What are a few of the things you really need to keep in mind when starting that next big MySQL project?
About that Caching Layer
It’s no longer that case that the typical site is a vanilla LAMP stack with Linux, Apache, MySQL and your favorite “P” scripting language (Perl, PHP, or Python). Not only a lot more languages out there nowadays (Ruby, for example), but there’s a new layer in the stack: caching. It’s become fairly common to use memcached as a place to store transient data that’s too expensive to fetch from MySQL. Performance is excellent. With gigabit networks connecting 64 bit machines that have anywhere from 16 to 64GB of RAM and no disk involved, you easily get response times measured in the single digit milliseconds.
Memcached isn’t the only came in town. There are numerous Open Source Distributed Hash Table (DHT) projects working to make fast and scalable systems for storing and retrieving arbitrary key/value pairs.
Plan for a caching layer in your application. Instead of writing code that directly queries the database for data that rarely changes or data you expect to re-use frequently, either within or across user sessions, hide that logic behind a function. Doing so provides a layer of separation that makes it far easier to begin making use of a caching layer (since you’ll have a single library of functions to update), even if you don’t actually have memcached or a DHT of some sort running from the start.

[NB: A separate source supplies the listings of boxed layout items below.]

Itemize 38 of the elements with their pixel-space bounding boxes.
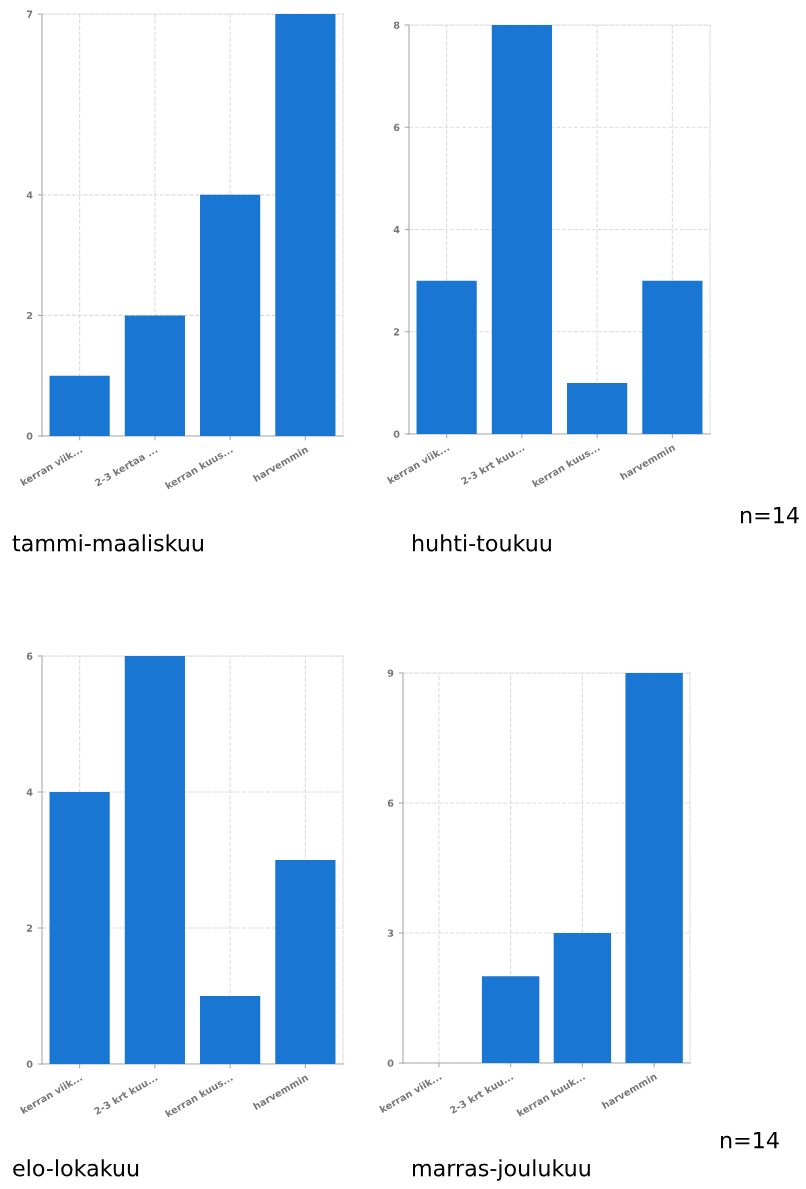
y-tick-label: 6 bbox=[387, 799, 394, 807]
bar bbox=[275, 860, 336, 1064]
text: huhti-toukuu bbox=[413, 534, 551, 552]
bar bbox=[567, 382, 628, 434]
bar bbox=[200, 996, 261, 1064]
y-tick-label: 0 bbox=[387, 1059, 394, 1067]
bar bbox=[491, 25, 552, 434]
bar bbox=[642, 280, 703, 434]
y-tick-label: 8 bbox=[393, 21, 400, 29]
y-tick-label: 6 bbox=[26, 652, 33, 660]
text: tammi-maaliskuu bbox=[12, 534, 203, 552]
bar bbox=[625, 673, 683, 1063]
y-tick-label: 0 bbox=[26, 432, 33, 440]
bar bbox=[49, 792, 110, 1064]
bar bbox=[481, 976, 540, 1063]
bar bbox=[553, 933, 612, 1063]
y-tick-label: 0 bbox=[393, 430, 400, 438]
bar bbox=[200, 194, 261, 436]
bar bbox=[124, 656, 185, 1064]
y-tick-label: 2 bbox=[26, 924, 33, 932]
y-tick-label: 2 bbox=[393, 328, 400, 336]
y-tick-label: 4 bbox=[393, 226, 400, 234]
bar bbox=[275, 14, 336, 436]
y-tick-label: 9 bbox=[387, 669, 394, 677]
y-tick-label: 6 bbox=[393, 123, 400, 132]
y-tick-label: 2 bbox=[26, 311, 33, 320]
bar bbox=[49, 375, 110, 436]
text: n=14 bbox=[741, 506, 799, 524]
text: n=14 bbox=[721, 1131, 779, 1149]
y-tick-label: 4 bbox=[26, 788, 33, 796]
bar bbox=[124, 315, 185, 436]
y-tick-label: 0 bbox=[26, 1060, 33, 1068]
y-tick-label: 7 bbox=[26, 10, 33, 18]
y-tick-label: 3 bbox=[387, 929, 394, 937]
text: elo-lokakuu bbox=[13, 1159, 139, 1177]
text: marras-joulukuu bbox=[413, 1159, 590, 1181]
bar bbox=[416, 280, 477, 434]
y-tick-label: 4 bbox=[26, 191, 33, 199]
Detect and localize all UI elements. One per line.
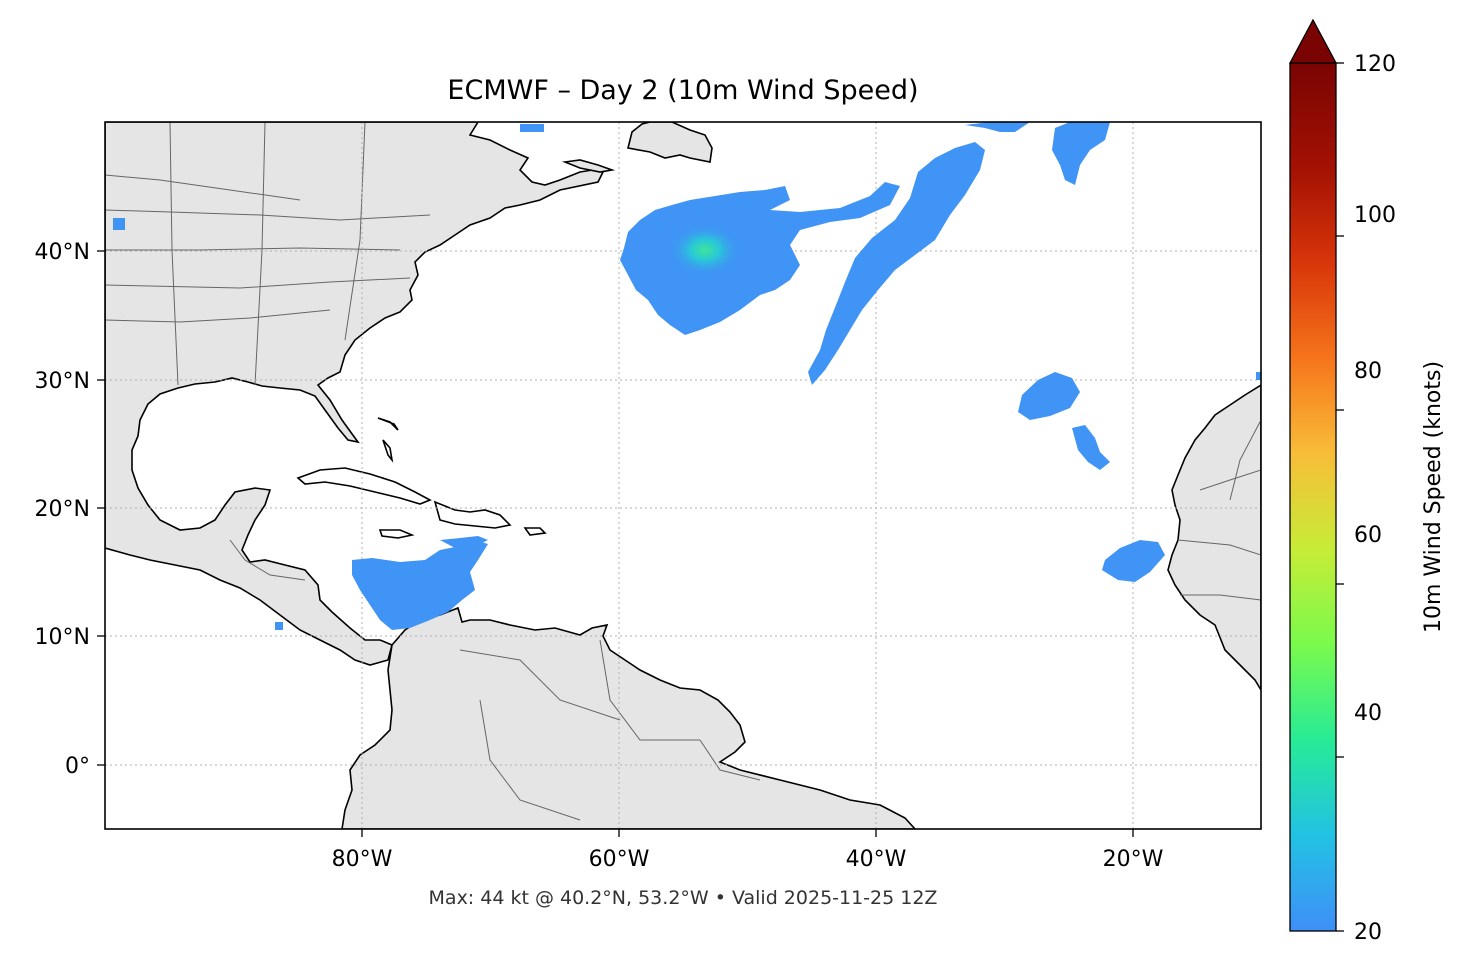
- y-tick-label: 30°N: [35, 369, 90, 394]
- colorbar-tick-label: 60: [1354, 523, 1382, 548]
- colorbar-tick-label: 20: [1354, 920, 1382, 945]
- x-tick-label: 40°W: [846, 847, 907, 872]
- wind-speck-newfoundland: [520, 124, 544, 132]
- wind-area-caribbean-trades: [352, 540, 488, 630]
- map-title: ECMWF – Day 2 (10m Wind Speed): [447, 75, 918, 106]
- wind-area-cape-verde: [1102, 540, 1165, 582]
- colorbar-tick-label: 80: [1354, 359, 1382, 384]
- map-panel: [105, 122, 1261, 829]
- map-frame: [104, 121, 1262, 830]
- wind-speck-gulf: [113, 218, 125, 230]
- x-tick-label: 20°W: [1103, 847, 1164, 872]
- y-tick-label: 20°N: [35, 497, 90, 522]
- land-south-america: [341, 606, 917, 829]
- northeast-islands: [561, 122, 713, 173]
- political-borders: [105, 122, 1261, 821]
- wind-area-caribbean-north: [440, 536, 488, 548]
- y-tick-label: 40°N: [35, 240, 90, 265]
- x-tick-label: 80°W: [332, 847, 393, 872]
- colorbar: 20 40 60 80 100 120 10m Wind Speed (knot…: [1288, 18, 1446, 945]
- y-tick-label: 10°N: [35, 625, 90, 650]
- colorbar-tick-label: 100: [1354, 203, 1396, 228]
- colorbar-extend-arrow: [1288, 18, 1338, 64]
- y-tick-label: 0°: [65, 754, 90, 779]
- wind-speed-field: [113, 122, 1261, 630]
- x-axis: 80°W 60°W 40°W 20°W: [332, 829, 1164, 872]
- colorbar-gradient: [1289, 62, 1337, 932]
- wind-speck-east: [1256, 372, 1261, 380]
- wind-area-azores-south: [1072, 425, 1110, 470]
- map-footer: Max: 44 kt @ 40.2°N, 53.2°W • Valid 2025…: [429, 887, 938, 909]
- wind-area-north-atlantic-low: [620, 182, 900, 335]
- wind-peak-44kt: [669, 224, 741, 276]
- wind-area-mid-atlantic-band: [808, 142, 985, 385]
- caribbean-islands: [296, 417, 547, 539]
- colorbar-tick-label: 120: [1354, 52, 1396, 77]
- colorbar-label: 10m Wind Speed (knots): [1421, 361, 1446, 633]
- x-tick-label: 60°W: [589, 847, 650, 872]
- wind-speck-central-america: [275, 622, 283, 630]
- wind-area-north-atlantic-upper-2: [965, 122, 1030, 132]
- wind-area-north-atlantic-upper: [1052, 122, 1110, 185]
- wind-area-azores: [1018, 372, 1080, 420]
- y-axis: 0° 10°N 20°N 30°N 40°N: [35, 240, 105, 779]
- colorbar-tick-label: 40: [1354, 701, 1382, 726]
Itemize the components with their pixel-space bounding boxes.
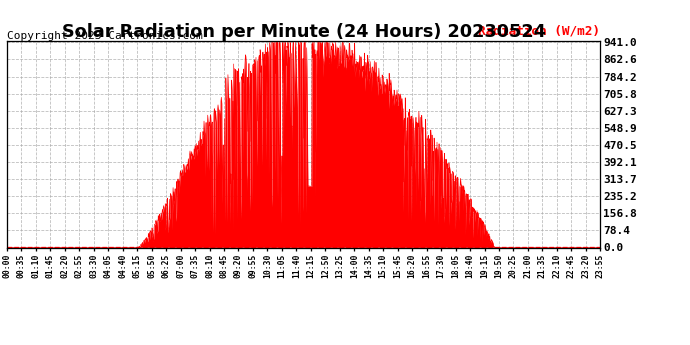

OLTP vs. OLAP (or External vs. Internal)
Relational databases are often used in two very different (nearly opposite, in fact) roles: Online Transaction Processing (OLTP) and Online Analytical Processing (OLAP). If you’re not sure which of those two you need, the answer is probably “both” and that’s part of the problem. Typical “consumer” web applications are OLTP applications from the user’s point of view. Most queries are going to use indexes so they need to examine very few rows in a given table. Depending on the nature of the site, there may be a mix of read and write queries occurring as the user interacts with the site. But at any given time, and for any given user, only a very small slice of the total dataset is used.
However, needs on the back end are often quite different. The people who keep things running behind the scenes often want to ask interesting questions about the aggregate data. That means you end up building reporting tools that attempt to answer those questions without bringing the site to it’s knees. And over time that gets harder and harder because the queries end up needing to look at a substantial portion of the data (if not all of it). The data size continues to increase and the questions get harder to answer.
Eventually you’ll come to realize two things. First, and this doesn’t take long, you need a dedicated machine on which to host this internal reporting database. Having a separate slave means that no matter how gnarly things get, the live site is not impacted. That’s easy. But the larger issue is that traditional OLTP and OLAP database schemas are built differently with different goals in mind.
It’s common to see a very academically correct design for a reporting (OLAP) database. The star schema is a common pattern to follow for data-mining and reporting applications. But on the front side you’re more likely to keep the number of tables small and forego some normalization in favor of keeping queries simple for better performance.
If you anticipate this sort of scenario playing out, it’s best to think about how to truly separate analytics from the low-latency user-facing queries. You may find that the majority of back-end analysis only needs to look at the previous day’s data. In cases like this, it’s pretty straightforward to build a mechanism to extract that necessary data, load it into a database designed for handling those queries.
It sounds obvious, but a little bit extra thinking and planning early on in the life cycle of a database-backed Web application can make your life a lot easier down the road. Give some serious though the role of the database and write it down. Be prepared to say “no” when things begin to creep too far. Make sure you plan for caching the first time you begin coding queries in your app. And don’t let your internal analytics needs dictate the schema or features of the main production database.